Mark records how people responded to Jesus. There were those who believed His words. They tended to be those considered as outcasts in that society. People like Gentiles, women, and the deaf and blind. A second group referred to as the disciples of Jesus tended to be uncertain about Jesus’ identity (4.13, 40; 6.37, 52; 8.14-21). A third group vociferously opposed Jesus. These were mostly religious leaders in Jerusalem (e.g., Sabbath day controversies). [Dever, 65-68]
During the first half of Mark’s Gospel, scholars have pointed out several occurrences during which Jesus seemed to be hiding His true identity. This is referred to as “the Messianic secret.” See 1.25, 34, 44; 3.12; 4.11-12; 5.39-43; 7.36; 8.26, 30; 9.30-31. The reason for this seems clear. Jesus formed a teaching strategy that would allow time with his disciples first before being thronged by the crowds (Dever 68, 69).
A Ransom for Many
Conclusion: Who is Jesus in the Gospel of Mark? More than anything, Jesus is a ransom for sin. He became a guilt offering and carried our sins upon Himself (cp. Mark 1.1 w/ Isa 53.3-6 and 10.45 w/ 53.10-11).
Next week, Lord willing, we will read the first verse of chapter one and begin our look at Jesus in the Gospel of Mark:
Mark 1:1 (NKJV) — 1 The beginning of the gospel of Jesus Christ, the Son of God.
But this beginning is unexpected:
Isaiah 53:3–6 (NKJV) — 3 He is despised and rejected by men, a Man of sorrows and acquainted with grief. And we hid, as it were, our faces from Him; He was despised, and we did not esteem Him. 4 Surely He has borne our griefs and carried our sorrows; yet we esteemed Him stricken, smitten by God, and afflicted. 5 But He was wounded for our transgressions, He was bruised for our iniquities; the chastisement for our peace was upon Him, and by His stripes we are healed. 6 All we like sheep have gone astray; we have turned, every one, to his own way; and the Lord has laid on Him the iniquity of us all.
Remember why Jesus came over 2,000 years ago:
Mark 10:45 (NKJV) — 45 For even the Son of Man did not come to be served, but to serve, and to give His life a ransom for many.

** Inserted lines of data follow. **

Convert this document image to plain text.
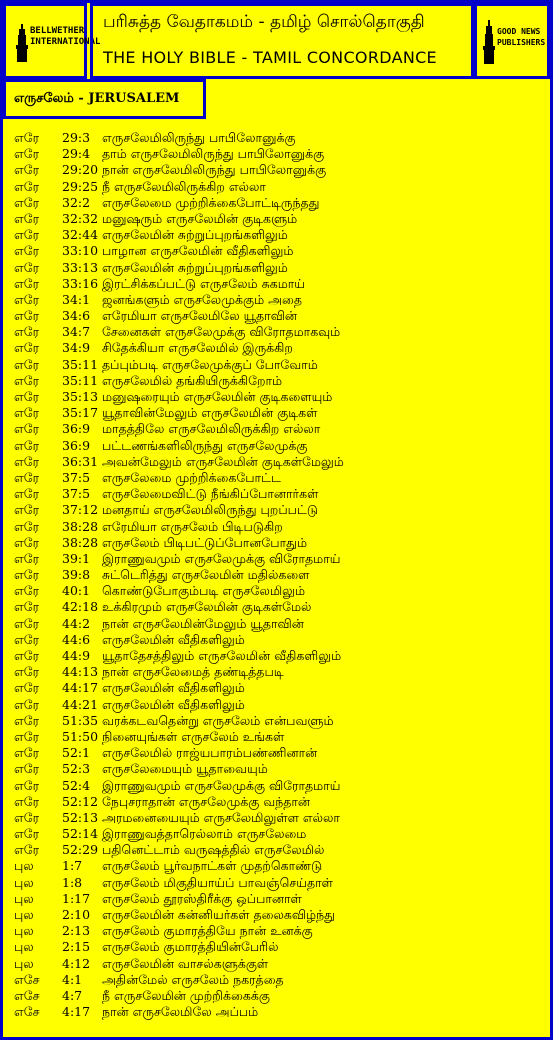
BELLWETHER
INTERNATIONAL
பரிசுத்த வேதாகமம் - தமிழ் சொல்தொகுதி
THE HOLY BIBLE - TAMIL CONCORDANCE
GOOD NEWS
PUBLISHERS
எருசலேம் - JERUSALEM
எரே 29:3 எருசலேமிலிருந்து பாபிலோனுக்கு
எரே 29:4 தாம் எருசலேமிலிருந்து பாபிலோனுக்கு
எரே 29:20 நான் எருசலேமிலிருந்து பாபிலோனுக்கு
எரே 29:25 நீ எருசலேமிலிருக்கிற எல்லா
எரே 32:2 எருசலேமை முற்றிக்கைபோட்டிருந்தது
எரே 32:32 மனுஷரும் எருசலேமின் குடிகளும்
எரே 32:44 எருசலேமின் சுற்றுப்புறங்களிலும்
எரே 33:10 பாழான எருசலேமின் வீதிகளிலும்
எரே 33:13 எருசலேமின் சுற்றுப்புறங்களிலும்
எரே 33:16 இரட்சிக்கப்பட்டு எருசலேம் சுகமாய்
எரே 34:1 ஜனங்களும் எருசலேமுக்கும் அதை
எரே 34:6 எரேமியா எருசலேமிலே யூதாவின்
எரே 34:7 சேனைகள் எருசலேமுக்கு விரோதமாகவும்
எரே 34:9 சிதேக்கியா எருசலேமில் இருக்கிற
எரே 35:11 தப்பும்படி எருசலேமுக்குப் போவோம்
எரே 35:11 எருசலேமில் தங்கியிருக்கிறோம்
எரே 35:13 மனுஷரையும் எருசலேமின் குடிகளையும்
எரே 35:17 யூதாவின்மேலும் எருசலேமின் குடிகள்
எரே 36:9 மாதத்திலே எருசலேமிலிருக்கிற எல்லா
எரே 36:9 பட்டணங்களிலிருந்து எருசலேமுக்கு
எரே 36:31 அவன்மேலும் எருசலேமின் குடிகள்மேலும்
எரே 37:5 எருசலேமை முற்றிக்கைபோட்ட
எரே 37:5 எருசலேமைவிட்டு நீங்கிப்போனார்கள்
எரே 37:12 மனதாய் எருசலேமிலிருந்து புறப்பட்டு
எரே 38:28 எரேமியா எருசலேம் பிடிபடுகிற
எரே 38:28 எருசலேம் பிடிபட்டுப்போனபோதும்
எரே 39:1 இராணுவமும் எருசலேமுக்கு விரோதமாய்
எரே 39:8 சுட்டெரித்து எருசலேமின் மதில்களை
எரே 40:1 கொண்டுபோகும்படி எருசலேமிலும்
எரே 42:18 உக்கிரமும் எருசலேமின் குடிகள்மேல்
எரே 44:2 நான் எருசலேமின்மேலும் யூதாவின்
எரே 44:6 எருசலேமின் வீதிகளிலும்
எரே 44:9 யூதாதேசத்திலும் எருசலேமின் வீதிகளிலும்
எரே 44:13 நான் எருசலேமைத் தண்டித்தபடி
எரே 44:17 எருசலேமின் வீதிகளிலும்
எரே 44:21 எருசலேமின் வீதிகளிலும்
எரே 51:35 வரக்கடவதென்று எருசலேம் என்பவளும்
எரே 51:50 நினையுங்கள் எருசலேம் உங்கள்
எரே 52:1 எருசலேமில் ராஜ்யபாரம்பண்ணினான்
எரே 52:3 எருசலேமையும் யூதாவையும்
எரே 52:4 இராணுவமும் எருசலேமுக்கு விரோதமாய்
எரே 52:12 நேபுசராதான் எருசலேமுக்கு வந்தான்
எரே 52:13 அரமனையையும் எருசலேமிலுள்ள எல்லா
எரே 52:14 இராணுவத்தாரெல்லாம் எருசலேமை
எரே 52:29 பதினெட்டாம் வருஷத்தில் எருசலேமில்
புல 1:7 எருசலேம் பூர்வநாட்கள் முதற்கொண்டு
புல 1:8 எருசலேம் மிகுதியாய்ப் பாவஞ்செய்தாள்
புல 1:17 எருசலேம் தூரஸ்திரீக்கு ஒப்பானாள்
புல 2:10 எருசலேமின் கன்னியர்கள் தலைகவிழ்ந்து
புல 2:13 எருசலேம் குமாரத்தியே நான் உனக்கு
புல 2:15 எருசலேம் குமாரத்தியின்பேரில்
புல 4:12 எருசலேமின் வாசல்களுக்குள்
எசே 4:1 அதின்மேல் எருசலேம் நகரத்தை
எசே 4:7 நீ எருசலேமின் முற்றிக்கைக்கு
எசே 4:17 நான் எருசலேமிலே அப்பம்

That is why we read the following in Isaiah:
Isaiah 53:10–11 (NKJV) — 10 Yet it pleased the Lord to bruise Him; He has put Him to grief. When You make His soul an offering for sin, He shall see His seed, He shall prolong His days, and the pleasure of the Lord shall prosper in His hand. 11 He shall see the labor of His soul, and be satisfied. By His knowledge My righteous Servant shall justify many, for He shall bear their iniquities.
Do you see it? It pleased the Father to bruise the Son. Why? Because in so doing, Jesus finished the will of the Father and justified many by bearing their iniquities. You can fully understand this only by coming to repentance. Repentance brings hope this morning, even as it did with the Apostle Peter.
Even though Peter was the first to recognize that Jesus was the Messiah, he was also called Satan-incarnate at the time he tried to rebuke the Lord (8.32-33). When Jesus said that all would desert Him, Peter basically said, “Not me!” Yet, all did desert Jesus, including Peter (14.50).
Peter not only deserted Jesus, he denied His Lord (14.68, 71). But Peter wept (14.72), a sign of true repentance. Godly sorrow brings hope for change; it brings deliverance from sin – all because of the fact that Jesus was a ransom for you!
Hymn: Man of Sorrows (127)
 The Message of the New Testament, Mark Dever, pp. 62-64.